Compact Kitchens

Compact Kitchens
Universal Magazines


If you’re all too familiar with the pokey little space that leaves you pivoting between work centres, read what these experts have to say.

The small kitchen is a constant source of grief for many homeowners. Renovate & Extend asked some architects, designers and suppliers for their tips on how to make the best of a small space — and it all comes back to the word “clever”.

First you need to assess whether you can rearrange your space. There are a number of ways to lay out a kitchen, but they all come back to the work triangle — the distance between the fridge, sink and cooktop. Ideally the sink should be in the centre of your workspace as it is the most utilised area in the kitchen.

Ample storage is undoubtedly vital, with food, appliances, utensils and waste all vying for space. David Cross, Poliform’s kitchen specialist, recommends an investment in “clever hardware to maximise the use of the space. Drawers are 30 to 40 per cent more efficient with storage volume. You can fill a drawer but you can’t a fill cupboard. Also, increasing the height of the wall units to the ceiling can create more storage area.”

A smaller kitchen sink is another option to provide more bench space if you regularly use a dishwasher. Many sinks also now come with recessed chopping or draining boards so you can make even better use of the limited space. And no matter how small your kitchen, natural light and fresh air will make it more tolerable.

Andrew Hagemann of Fringe Architects explains what tricks they use to get the biggest impact. “Splashbacks are mirrored to bounce light around and create expansive spaces, and surfaces are becoming more seamless with the use or low-VOC lacquer finishes, mouldable benchtops and flush detailing.”

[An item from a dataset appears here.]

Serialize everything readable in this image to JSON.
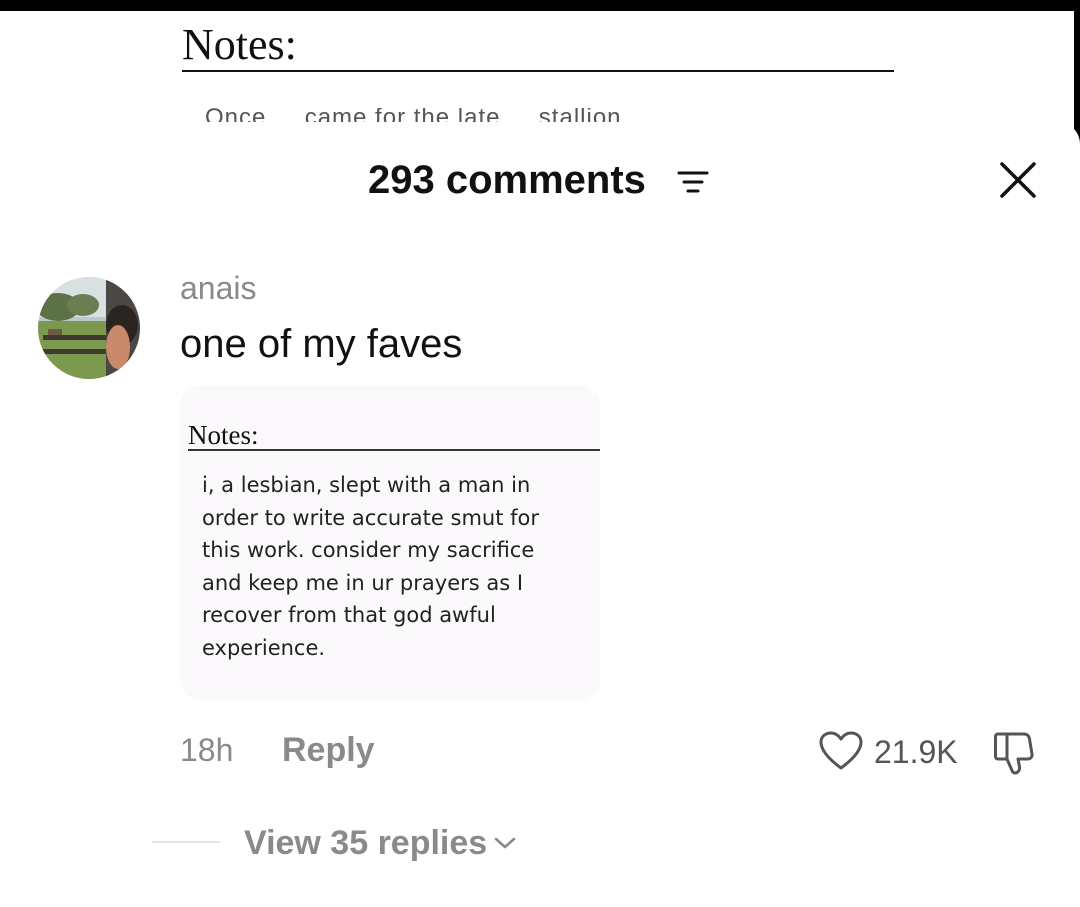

“Clever design is the key here. You need to think outside the square about the space you have, while not cluttering the kitchen area. Purchase versatile cookware and small appliances that have more than one function … this reduces clutter and can be a very cost-effective idea.” — Daniel Bertuccio, ILVE also has some creative advice that would really make a noticeable difference: “Remove all non-daily kitchen utensils/crockery/accessories to a giant but stunning cupboard or armoire in your dining room, living area or hallway.”

The application
You don’t have to wait for your renovation to use these ideas in your kitchen. Look at the room with fresh eyes. Many of the products on the market are made for kitchens that are getting smaller and have become part of our living spaces so need to always be clutter-free. Appliances now have dual-uses, compact forms and stunningly beautiful design.